26 Oct - 01 Nov 2015

Kihlberg & Henry
'This Building, this breath', 2015
Photography by © Sylvain Deleu
KIHLBERG & HENRY
fig-2 43/50
26 October – 1 November 2015

Karin Kihlberg & Reuben Henry’s new commission ‘This Building, This Breath’ amplifies their long-term engagement with filmic voiceovers, their investigation into the disembodied voice, the acousmatic sound and the possibility of pushing the art experience into situations of liveness. Their new work emerges as a hypnotic foray into presentness and the passing of time, as it speaks to the viewer as a witness to the content laid bare. Introducing sound and moving image as two distinct bodies under the same skin, the artist duo chooses to separate these sources, thus involving a speaker as part of the work who will deliver the script from behind a screen, voicing content that coincides with the choreography of projected images. In the script, Kihlberg & Henry make use of a varied series of references to cultural understandings of breathing, from biological meanings and principles in martial arts and yoga to deviations of the term such as those used in breathing materials and lens breathing. For the film, they combine found footage with exerts from other films and advertorials. Adopting mechanisms familiar to the spheres of hypnosis or meditation in the structure and delivery of the script, they drive towards an abstract proposition that the room itself is breathing.

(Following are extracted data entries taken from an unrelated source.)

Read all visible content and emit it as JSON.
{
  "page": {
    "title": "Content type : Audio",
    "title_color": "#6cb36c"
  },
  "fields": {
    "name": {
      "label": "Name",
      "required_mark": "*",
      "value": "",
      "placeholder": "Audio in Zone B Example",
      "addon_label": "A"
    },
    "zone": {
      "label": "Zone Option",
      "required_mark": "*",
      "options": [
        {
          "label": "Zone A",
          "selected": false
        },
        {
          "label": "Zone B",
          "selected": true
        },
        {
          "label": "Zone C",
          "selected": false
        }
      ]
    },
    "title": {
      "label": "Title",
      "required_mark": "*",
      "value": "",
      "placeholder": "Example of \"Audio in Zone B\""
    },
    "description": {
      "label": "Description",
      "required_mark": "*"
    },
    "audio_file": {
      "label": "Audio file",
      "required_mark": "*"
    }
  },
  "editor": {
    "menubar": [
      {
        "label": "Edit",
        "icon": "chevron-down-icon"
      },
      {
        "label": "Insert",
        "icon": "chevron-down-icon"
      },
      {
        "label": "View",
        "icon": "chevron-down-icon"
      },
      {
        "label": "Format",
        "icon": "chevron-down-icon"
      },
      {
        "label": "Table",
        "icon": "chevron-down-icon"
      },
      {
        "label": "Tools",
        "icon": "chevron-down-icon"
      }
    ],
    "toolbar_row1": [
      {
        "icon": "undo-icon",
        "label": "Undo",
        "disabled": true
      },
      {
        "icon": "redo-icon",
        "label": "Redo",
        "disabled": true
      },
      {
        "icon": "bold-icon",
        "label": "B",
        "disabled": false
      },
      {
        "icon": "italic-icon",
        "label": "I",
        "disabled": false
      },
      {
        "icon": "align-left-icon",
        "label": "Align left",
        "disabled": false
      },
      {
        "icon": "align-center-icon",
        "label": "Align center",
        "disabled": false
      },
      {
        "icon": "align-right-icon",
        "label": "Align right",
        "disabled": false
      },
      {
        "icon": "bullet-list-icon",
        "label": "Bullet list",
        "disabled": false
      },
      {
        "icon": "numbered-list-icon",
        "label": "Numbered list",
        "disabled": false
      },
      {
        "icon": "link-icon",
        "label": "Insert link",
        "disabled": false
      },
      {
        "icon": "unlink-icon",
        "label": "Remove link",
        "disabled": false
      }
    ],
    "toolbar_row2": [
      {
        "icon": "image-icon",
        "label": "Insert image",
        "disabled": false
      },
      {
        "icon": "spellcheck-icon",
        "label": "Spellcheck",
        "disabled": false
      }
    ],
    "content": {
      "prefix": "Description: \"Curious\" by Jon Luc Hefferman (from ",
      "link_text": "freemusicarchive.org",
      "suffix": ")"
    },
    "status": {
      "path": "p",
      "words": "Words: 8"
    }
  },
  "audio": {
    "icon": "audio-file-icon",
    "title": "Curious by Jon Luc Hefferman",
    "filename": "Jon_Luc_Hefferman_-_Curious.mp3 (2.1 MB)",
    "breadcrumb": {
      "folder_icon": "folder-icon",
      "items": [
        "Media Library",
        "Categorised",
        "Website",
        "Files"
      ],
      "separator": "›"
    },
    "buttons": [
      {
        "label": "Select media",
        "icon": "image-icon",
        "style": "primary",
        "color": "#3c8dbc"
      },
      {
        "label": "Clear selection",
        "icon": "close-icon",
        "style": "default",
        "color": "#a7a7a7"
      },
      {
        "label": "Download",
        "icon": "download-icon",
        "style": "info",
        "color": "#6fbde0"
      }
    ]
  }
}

fig-2 would like to thank the Arts Council England for their generous support towards Karin Kihlberg & Reuben Henry’s new commission.

Karin Kihlberg (b.1978, Sweden) & Reuben Henry (b.1979, UK) live and work in London. Selected solo and group projects include: Res., London, The Welcome Collection, London, Eastside Projects, Birmingham (2015), Antimatter Film Festival, Canada, Short Film Festival Oberhausen (2014). Wysing Art Centre, Cambridge, Pilar and Joan Miró Foundation (2012). Kihlberg & Henry are the co-ordinators of The Disembodied Voice collaborative Research group and worked as researchers at the Jan van Eyck Academie between 2009-11.